A student of mine pointed out in class that the Democratic party was once the party of the South. What happened?
After the Civil Rights Act, the Democratic Party became the champion of equal rights. And the Republican party became the party of white supremacy.
Why is the Republican Party the party of the Louisianan community Hochschild studied? Because it is the party of whites. The line-for-the-American-Dream story is just an excuse. The Republican Party is more harmful to them in reality, and they know it. That doesn't matter to them. Their identity is white, and the party choice follows.
There are two ways of viewing Us vs Them, in-group versus out-group. On one view, the Marxist view, held among may anthropologists, the in-group is defined by some material interest -- class interest, for example. There is another very different anthropological view, drawn from linguistics, particularly semiology, and promoted by Ruth Benedict and Culture & Personality school she founded.
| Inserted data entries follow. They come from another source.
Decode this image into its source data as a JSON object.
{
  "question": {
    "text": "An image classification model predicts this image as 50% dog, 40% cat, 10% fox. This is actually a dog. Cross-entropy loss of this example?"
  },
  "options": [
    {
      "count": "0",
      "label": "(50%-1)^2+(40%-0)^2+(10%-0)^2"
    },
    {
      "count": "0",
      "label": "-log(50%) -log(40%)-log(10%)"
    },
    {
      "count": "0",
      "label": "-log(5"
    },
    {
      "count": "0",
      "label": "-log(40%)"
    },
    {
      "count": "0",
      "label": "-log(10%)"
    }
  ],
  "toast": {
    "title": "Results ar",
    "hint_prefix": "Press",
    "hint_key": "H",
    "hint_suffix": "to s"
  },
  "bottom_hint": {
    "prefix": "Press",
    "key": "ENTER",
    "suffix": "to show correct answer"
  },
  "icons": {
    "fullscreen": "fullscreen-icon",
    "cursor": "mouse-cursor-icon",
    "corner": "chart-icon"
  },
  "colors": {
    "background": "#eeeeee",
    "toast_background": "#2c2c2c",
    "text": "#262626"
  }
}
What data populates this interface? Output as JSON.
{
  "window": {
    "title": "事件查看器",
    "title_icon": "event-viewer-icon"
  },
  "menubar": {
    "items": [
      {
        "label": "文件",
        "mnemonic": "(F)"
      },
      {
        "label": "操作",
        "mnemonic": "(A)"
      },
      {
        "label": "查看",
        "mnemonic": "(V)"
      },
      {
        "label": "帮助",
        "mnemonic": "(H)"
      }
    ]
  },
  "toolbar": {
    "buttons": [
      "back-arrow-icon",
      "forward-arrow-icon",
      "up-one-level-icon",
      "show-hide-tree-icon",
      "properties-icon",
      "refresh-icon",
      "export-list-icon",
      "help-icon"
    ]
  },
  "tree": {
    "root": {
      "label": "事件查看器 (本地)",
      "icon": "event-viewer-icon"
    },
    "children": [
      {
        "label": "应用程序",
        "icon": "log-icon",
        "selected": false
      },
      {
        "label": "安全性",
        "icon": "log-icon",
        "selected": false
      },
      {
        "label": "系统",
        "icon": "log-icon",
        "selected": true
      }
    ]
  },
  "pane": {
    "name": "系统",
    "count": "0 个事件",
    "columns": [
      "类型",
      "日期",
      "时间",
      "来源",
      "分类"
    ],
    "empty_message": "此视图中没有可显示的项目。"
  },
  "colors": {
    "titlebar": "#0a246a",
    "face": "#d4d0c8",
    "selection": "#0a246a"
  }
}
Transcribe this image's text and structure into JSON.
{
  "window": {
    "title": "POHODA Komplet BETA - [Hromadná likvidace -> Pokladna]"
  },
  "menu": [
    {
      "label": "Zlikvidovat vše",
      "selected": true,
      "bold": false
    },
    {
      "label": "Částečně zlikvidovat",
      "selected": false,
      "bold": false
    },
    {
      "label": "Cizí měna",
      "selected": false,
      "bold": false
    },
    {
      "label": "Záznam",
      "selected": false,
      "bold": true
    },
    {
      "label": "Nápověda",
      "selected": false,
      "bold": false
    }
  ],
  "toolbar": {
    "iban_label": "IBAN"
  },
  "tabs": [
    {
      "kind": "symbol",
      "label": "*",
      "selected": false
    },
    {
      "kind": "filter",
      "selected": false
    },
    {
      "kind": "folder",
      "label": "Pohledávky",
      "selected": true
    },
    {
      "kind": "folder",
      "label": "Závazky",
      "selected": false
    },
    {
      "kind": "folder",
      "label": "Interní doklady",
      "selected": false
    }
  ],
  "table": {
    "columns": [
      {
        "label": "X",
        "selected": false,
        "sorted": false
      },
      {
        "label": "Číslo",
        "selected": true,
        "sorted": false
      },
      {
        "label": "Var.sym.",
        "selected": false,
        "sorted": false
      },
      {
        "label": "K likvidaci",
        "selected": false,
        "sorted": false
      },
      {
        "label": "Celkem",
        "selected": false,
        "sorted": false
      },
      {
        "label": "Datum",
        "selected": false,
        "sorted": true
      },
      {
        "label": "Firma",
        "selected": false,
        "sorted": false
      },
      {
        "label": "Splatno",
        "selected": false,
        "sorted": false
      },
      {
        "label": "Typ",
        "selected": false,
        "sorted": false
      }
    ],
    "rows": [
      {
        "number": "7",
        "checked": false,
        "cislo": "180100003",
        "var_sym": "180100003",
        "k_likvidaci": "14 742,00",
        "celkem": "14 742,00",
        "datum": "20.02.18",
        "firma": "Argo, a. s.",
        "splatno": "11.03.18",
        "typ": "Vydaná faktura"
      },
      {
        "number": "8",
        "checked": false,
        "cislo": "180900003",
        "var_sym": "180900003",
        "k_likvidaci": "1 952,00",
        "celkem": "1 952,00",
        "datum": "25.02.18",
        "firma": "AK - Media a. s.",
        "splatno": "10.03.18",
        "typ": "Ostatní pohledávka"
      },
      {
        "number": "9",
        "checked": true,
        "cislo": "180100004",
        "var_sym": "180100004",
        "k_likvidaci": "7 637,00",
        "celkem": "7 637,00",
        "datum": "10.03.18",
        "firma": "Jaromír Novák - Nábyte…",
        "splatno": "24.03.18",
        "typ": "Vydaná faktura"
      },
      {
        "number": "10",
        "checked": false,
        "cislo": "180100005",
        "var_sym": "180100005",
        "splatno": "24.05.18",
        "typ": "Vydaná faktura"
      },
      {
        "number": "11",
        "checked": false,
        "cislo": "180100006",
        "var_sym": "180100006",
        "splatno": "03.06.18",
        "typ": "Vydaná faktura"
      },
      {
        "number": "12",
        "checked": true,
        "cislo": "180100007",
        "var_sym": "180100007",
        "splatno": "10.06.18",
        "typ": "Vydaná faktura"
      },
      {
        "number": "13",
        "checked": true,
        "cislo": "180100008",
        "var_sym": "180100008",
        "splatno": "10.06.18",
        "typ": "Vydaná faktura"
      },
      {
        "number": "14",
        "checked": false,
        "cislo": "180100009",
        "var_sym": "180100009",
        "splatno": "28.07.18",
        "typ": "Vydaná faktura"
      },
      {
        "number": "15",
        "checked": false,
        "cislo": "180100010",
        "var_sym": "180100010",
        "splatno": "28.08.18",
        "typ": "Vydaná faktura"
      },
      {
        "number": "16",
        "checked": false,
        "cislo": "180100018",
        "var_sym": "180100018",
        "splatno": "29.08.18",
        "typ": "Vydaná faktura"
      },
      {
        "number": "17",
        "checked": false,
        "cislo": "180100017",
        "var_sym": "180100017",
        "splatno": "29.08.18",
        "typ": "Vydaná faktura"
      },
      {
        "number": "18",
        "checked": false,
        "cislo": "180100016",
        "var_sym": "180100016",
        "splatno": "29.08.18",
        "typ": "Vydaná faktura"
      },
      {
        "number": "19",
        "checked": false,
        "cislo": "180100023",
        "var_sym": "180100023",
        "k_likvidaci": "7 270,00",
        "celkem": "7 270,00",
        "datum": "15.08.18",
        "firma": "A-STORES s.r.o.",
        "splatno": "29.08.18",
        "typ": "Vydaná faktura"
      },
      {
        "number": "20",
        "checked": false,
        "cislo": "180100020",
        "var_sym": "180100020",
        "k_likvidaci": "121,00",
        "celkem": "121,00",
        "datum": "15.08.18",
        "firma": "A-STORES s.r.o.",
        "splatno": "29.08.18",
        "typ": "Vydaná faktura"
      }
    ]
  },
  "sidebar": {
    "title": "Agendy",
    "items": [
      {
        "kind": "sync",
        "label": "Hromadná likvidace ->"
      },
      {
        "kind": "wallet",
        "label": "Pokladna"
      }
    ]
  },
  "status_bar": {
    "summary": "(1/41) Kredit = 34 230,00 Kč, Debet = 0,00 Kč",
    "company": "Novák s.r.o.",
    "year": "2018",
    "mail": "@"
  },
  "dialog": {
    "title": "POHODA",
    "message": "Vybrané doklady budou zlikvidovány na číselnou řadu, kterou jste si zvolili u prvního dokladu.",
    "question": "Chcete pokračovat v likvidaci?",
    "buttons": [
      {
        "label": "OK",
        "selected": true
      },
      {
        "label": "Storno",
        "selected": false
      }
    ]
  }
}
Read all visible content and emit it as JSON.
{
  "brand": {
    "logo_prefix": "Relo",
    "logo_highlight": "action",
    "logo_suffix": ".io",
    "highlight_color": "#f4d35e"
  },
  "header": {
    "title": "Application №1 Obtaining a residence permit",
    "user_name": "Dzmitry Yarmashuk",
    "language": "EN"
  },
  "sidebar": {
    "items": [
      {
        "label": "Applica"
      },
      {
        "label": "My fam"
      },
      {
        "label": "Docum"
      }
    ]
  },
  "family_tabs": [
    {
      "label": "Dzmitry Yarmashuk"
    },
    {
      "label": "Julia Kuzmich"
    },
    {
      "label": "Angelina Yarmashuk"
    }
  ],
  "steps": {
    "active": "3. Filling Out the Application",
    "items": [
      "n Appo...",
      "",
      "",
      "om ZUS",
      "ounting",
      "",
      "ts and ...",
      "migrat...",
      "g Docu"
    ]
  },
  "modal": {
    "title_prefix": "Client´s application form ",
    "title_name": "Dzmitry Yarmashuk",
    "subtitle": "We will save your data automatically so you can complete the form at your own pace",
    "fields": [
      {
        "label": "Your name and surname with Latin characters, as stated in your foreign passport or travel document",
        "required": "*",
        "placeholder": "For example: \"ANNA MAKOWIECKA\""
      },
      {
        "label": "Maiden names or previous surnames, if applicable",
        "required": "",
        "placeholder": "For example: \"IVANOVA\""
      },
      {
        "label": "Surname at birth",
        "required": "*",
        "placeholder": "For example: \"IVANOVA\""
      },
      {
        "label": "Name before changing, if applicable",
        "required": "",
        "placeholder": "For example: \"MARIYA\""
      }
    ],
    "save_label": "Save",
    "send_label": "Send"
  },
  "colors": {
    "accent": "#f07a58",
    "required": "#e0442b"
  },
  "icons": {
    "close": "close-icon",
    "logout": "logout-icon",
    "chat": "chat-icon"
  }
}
On her view, the definition of the in-group is purely historical and arbitrary, like the words of a language. There might be some remote, arcane motivation, but those motivations are so obscure that they are not present in the word or in-group definition.
For Louisiana whites, the Us vs Them seems to be a convergence of both arbitrary history and motivated reason (cognitive bias). The motivation is not, however, material interest. It's the historical accident of color.
Why should color make such a difference? Isn't is obvious that it's the lasting heritage of slavery? People are most entrenched in their views when they know they are wrong. The obvious wrong of holding other humans as slaves induced a lot of myside bias justifications -- "they're savages" the slave-owner insists, "we're civilizing them", "we're sending them to heaven" etc. The mere presence of a free black is an insult to their honor, since they know their enforcement of inequality is, or was and still is, so very obviously wrong. This is when people get hateful and violent over their myside bias. The wronger you know you are, the angrier you will be and more vigorously will you defend your precarious wrong, even ugly, stance. People are not interested in truth. We're interested in defending ourselves as right and good and justified.
Hochschild's study reveals that the legacy of slavery is inherited by whites. The mechanism that perpetuates it, having a heritage of ancestors involved or supporting slavery, is easy to understand.